DJs Mel Greig and Michael Christian made international headlines in 2012 when a nurse who fell for their prank later killed herself.
The High Court overturned a previous decision which cleared 2Day FM.
The station could now be fined or see its license suspended or revoked.
2Day FM said Wednesday’s decision “means that there is a serious defect in Australian broadcasting law”.
The High Court ruling upheld an earlier finding by the Australian Communications and Media Authority (ACMA) that the station broke the law by not obtaining consent to air the call from either of the hospital staff featured.
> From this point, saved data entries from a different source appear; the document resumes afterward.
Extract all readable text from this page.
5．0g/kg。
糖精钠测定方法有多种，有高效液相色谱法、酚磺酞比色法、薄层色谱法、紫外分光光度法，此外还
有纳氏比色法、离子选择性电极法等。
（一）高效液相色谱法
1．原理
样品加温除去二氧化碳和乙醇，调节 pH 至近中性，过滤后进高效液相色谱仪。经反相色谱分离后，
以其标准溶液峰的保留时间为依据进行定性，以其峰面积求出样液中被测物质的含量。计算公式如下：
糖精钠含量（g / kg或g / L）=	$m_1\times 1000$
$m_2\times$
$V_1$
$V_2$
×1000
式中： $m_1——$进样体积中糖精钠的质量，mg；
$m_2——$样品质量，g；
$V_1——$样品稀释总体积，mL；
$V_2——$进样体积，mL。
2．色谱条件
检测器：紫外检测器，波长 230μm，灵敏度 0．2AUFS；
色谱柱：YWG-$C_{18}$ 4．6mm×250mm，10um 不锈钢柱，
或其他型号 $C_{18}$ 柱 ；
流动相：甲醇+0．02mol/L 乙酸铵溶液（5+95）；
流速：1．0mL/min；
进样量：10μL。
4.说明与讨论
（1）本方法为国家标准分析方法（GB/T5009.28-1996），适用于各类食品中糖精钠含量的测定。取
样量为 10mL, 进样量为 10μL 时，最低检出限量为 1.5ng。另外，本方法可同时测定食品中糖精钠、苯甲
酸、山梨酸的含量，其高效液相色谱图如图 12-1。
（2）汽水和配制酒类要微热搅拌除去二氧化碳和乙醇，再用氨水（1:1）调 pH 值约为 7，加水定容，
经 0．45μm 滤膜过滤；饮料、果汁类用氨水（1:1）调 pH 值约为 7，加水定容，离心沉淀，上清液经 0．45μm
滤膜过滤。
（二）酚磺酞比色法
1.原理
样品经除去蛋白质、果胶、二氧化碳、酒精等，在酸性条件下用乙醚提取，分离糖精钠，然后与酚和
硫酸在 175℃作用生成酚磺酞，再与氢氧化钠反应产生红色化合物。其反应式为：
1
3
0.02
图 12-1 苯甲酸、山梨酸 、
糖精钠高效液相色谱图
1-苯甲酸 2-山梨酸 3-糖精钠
Ms Greig and Mr Christian called King Edward VII’s Hospital in London on December 2012 pretending to be the Queen and Prince Phillip.
Nurse Jacintha Saldana, 46, answered the call and transferred it to a colleague, who gave details of the duchess’s condition. Following widespread media coverage Mrs Saldanha was found hanged three days later.
ACMA had ruled in November 2013, nearly a year after the prank took place, that the radio station had broken the law by broadcasting the call.
But the station successfully sued the ACMA in the Federal Court, arguing that the media watchdog did not have the authority to decide whether a criminal offence had been committed and overturned its decision.
Wednesday’s High Court ruling reverses that Federal Court decision, finding that the ACMA does have that power. The authority can now decide whether to issue a penalty to the station of a fine or suspension of licence.
In February 2013, the UK’s Crown Prosecution Service said there was no evidence to support a charge of manslaughter against the two DJs.
At an inquest into Mrs Saldana’s death, Coroner Fiona Wilcox concluded that the hoax call had been “clearly pressing on her mind” but that she had had “appropriate” support from the hospital.